Un train de nouvelles mesures réglementaires viendra régir la vie des conseillers en services financiers dès juin 2021. Elles visent à contrer le blanchiment d’argent et à lutter contre le terrorisme. Suffiront-elles à lessiver les criminels?

« Les étapes du blanchiment d’argent ne se limitent pas à l’injection d’argent comptant dans une institution financière, rappelle Dominic Hurtubise, directeur exécutif, Crimes financiers au Canada, pour la firme KPMG. Les fonds transitant par les banques peuvent ensuite être investis dans des produits d’assurance, des obligations, des actions et autres produits financiers. »

Accompagné d’Éric Lachapelle, associé et co-leader national, Crimes financiers au Canada, pour la firme KPMG, il prononçait une allocution en septembre dernier dans le cadre de la troisième journée-conférence de la section montréalaise de l’Association of Certified Anti-Money Laundering Specialists (ACAMS).

DES LACUNES À CORRIGER

En 2015-2016, le Groupe d’action financière (GAFI), organisme international, a évalué le régime canadien de lutte contre le recyclage des produits de la criminalité et le financement des activités terroristes pour en vérifier la conformité à ses normes, et a cerné un certain nombre de lacunes à corriger.

De son côté, le gouvernement fédéral a modifié la Loi sur le recyclage des produits de la criminalité et le financement des activités terroristes (LRPC-FAT) en 2014 et en 2017 afin de renforcer le régime canadien. Ainsi, les promoteurs de nouveaux produits financiers doivent prévoir la façon dont les criminels pourraient les utiliser à mauvais escient. De plus, les personnes politiquement à risque doivent être suivies de plus près.

Des changements réglementaires sont encore nécessaires afin de permettre la mise en œuvre des modifications législatives et de garantir que les mesures canadiennes soient harmonisées avec les normes du GAFI.

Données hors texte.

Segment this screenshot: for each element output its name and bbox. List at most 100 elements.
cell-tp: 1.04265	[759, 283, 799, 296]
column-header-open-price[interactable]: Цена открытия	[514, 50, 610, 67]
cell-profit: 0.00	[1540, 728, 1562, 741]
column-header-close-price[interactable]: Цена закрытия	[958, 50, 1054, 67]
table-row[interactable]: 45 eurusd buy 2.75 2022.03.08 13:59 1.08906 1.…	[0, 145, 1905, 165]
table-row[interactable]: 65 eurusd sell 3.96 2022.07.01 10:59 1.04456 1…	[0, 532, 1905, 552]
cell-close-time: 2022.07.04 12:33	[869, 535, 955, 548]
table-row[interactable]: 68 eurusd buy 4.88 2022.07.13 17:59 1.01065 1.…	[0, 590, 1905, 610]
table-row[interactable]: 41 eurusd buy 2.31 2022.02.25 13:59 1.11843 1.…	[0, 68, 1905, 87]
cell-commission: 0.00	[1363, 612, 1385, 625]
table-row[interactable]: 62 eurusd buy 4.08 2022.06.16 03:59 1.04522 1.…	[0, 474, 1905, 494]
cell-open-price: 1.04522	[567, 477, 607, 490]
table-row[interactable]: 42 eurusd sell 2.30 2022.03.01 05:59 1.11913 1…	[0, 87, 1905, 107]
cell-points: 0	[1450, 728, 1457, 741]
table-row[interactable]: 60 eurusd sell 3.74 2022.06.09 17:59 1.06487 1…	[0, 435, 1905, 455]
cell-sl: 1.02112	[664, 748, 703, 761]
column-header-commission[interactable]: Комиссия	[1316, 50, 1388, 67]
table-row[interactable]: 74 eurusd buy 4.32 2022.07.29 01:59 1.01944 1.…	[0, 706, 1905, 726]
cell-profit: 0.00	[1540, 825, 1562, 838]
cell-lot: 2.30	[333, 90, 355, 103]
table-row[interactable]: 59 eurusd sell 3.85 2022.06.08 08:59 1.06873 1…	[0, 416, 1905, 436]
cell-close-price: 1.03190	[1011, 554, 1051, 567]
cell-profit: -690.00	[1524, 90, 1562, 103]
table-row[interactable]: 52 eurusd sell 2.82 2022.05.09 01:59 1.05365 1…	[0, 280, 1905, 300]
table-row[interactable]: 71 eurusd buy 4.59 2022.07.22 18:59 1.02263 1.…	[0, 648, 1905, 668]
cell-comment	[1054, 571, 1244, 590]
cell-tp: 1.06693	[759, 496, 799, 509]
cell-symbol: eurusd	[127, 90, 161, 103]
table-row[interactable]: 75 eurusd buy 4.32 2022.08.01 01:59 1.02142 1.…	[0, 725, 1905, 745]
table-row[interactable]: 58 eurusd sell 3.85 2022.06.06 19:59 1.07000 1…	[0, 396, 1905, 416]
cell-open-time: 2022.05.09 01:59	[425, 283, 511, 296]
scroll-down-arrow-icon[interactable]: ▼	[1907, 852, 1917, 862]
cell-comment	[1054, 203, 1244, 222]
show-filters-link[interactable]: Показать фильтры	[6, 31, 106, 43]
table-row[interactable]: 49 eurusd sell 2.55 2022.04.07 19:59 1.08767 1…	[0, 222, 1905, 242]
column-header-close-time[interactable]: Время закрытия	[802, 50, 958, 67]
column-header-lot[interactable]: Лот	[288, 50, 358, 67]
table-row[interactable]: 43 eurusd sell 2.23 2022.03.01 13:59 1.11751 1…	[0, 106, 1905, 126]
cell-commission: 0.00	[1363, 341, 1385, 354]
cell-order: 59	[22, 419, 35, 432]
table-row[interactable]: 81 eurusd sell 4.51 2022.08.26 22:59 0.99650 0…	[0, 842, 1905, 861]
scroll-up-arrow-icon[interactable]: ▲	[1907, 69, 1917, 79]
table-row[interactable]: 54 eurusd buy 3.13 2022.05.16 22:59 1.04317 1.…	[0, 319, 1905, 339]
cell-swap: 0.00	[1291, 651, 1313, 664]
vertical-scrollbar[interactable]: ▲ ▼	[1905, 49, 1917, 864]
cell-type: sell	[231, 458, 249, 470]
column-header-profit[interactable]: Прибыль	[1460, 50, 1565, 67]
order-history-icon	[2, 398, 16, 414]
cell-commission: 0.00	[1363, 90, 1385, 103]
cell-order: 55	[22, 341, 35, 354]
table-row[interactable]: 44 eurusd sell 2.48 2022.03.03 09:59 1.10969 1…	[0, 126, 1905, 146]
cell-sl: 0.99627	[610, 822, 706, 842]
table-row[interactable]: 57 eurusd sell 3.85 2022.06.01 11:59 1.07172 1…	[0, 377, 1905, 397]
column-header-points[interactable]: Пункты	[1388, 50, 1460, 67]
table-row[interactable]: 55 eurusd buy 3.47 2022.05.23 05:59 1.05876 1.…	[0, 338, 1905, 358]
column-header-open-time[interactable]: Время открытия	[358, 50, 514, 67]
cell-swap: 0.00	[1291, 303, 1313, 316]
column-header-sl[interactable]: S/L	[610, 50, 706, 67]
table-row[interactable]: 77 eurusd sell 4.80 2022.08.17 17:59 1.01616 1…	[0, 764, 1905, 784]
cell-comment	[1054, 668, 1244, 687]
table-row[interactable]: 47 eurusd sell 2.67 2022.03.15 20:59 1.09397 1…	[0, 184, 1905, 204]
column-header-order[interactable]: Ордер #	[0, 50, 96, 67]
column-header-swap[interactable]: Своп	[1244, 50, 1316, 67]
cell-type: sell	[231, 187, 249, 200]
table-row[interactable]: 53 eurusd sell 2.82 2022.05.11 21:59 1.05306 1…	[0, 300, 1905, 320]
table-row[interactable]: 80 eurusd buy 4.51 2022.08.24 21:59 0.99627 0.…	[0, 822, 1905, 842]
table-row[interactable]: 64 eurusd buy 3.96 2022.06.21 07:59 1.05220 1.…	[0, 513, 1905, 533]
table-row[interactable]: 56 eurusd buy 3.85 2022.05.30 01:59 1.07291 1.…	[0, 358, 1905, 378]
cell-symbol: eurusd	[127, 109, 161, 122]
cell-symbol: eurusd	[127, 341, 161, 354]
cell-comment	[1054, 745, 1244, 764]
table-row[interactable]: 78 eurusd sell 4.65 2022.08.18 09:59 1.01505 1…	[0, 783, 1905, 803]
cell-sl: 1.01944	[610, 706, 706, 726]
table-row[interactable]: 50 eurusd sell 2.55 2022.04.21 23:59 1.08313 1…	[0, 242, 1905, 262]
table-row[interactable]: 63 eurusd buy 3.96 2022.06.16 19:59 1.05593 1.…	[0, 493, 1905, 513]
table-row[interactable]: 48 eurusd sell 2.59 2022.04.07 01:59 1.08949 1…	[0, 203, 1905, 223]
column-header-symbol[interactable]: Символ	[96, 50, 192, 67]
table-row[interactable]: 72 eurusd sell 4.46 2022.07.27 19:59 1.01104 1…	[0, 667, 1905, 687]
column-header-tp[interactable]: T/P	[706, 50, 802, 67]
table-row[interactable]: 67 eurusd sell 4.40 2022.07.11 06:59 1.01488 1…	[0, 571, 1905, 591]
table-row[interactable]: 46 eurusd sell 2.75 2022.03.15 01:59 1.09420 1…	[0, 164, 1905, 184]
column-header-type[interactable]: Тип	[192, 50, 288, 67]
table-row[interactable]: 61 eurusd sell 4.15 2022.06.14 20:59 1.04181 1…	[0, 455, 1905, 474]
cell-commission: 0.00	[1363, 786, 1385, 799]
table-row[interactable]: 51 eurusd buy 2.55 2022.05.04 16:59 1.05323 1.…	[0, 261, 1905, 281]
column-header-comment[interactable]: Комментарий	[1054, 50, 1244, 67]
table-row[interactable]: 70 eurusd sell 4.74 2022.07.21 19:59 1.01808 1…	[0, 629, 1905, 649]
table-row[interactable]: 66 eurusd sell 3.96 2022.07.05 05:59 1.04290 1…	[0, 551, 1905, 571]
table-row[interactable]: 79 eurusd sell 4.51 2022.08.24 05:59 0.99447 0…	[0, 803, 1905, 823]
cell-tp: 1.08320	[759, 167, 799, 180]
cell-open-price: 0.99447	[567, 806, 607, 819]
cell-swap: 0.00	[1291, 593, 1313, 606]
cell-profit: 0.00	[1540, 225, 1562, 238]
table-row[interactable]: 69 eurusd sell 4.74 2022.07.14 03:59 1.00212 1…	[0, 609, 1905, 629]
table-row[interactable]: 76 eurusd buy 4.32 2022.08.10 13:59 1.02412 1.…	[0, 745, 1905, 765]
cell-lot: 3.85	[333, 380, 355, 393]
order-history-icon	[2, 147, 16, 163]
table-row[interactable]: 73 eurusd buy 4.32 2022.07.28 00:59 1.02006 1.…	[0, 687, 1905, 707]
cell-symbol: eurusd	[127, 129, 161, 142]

Ceux-ci entreront en vigueur en juin 2021 et renforcent la LRPC-FAT de plusieurs manières, notamment :

  • en mettant à jour les exigences du devoir de vigilance à l’égard de la clientèle;
  • en réglementant les entreprises qui font le commerce de la monnaie virtuelle;
  • en mettant à jour les annexes aux règlements;
  • en incluant les entreprises étrangères de services monétaires dans la LRPC-FAT;
  • en mettant à jour les exigences en matière de production de rapports sur la propriété effective dans les rapports d’opérations douteuses;
  • en précisant un certain nombre d’exigences actuelles;
  • en apportant des modifications techniques mineures.

Le gouvernement fédéral et l’industrie ne s’entendent pas sur le coût de telles mesures pour l’ensemble du secteur financier (les « entités déclarantes »). L’État l’évalue à 61 millions de dollars sur dix ans, l’industrie prévoyant plutôt de 500 millions à un milliard de dollars pour l’ensemble des entités déclarantes : banques, assurances, maisons de courtage, etc.

Pour Éric Lachapelle, malgré que les changements apportés soient nombreux et touchent l’ensemble de l’industrie, d’autres sont à venir, notamment pour assujettir les transporteurs de valeurs (tels que Brinks, Sécur, etc.) à la réglementation.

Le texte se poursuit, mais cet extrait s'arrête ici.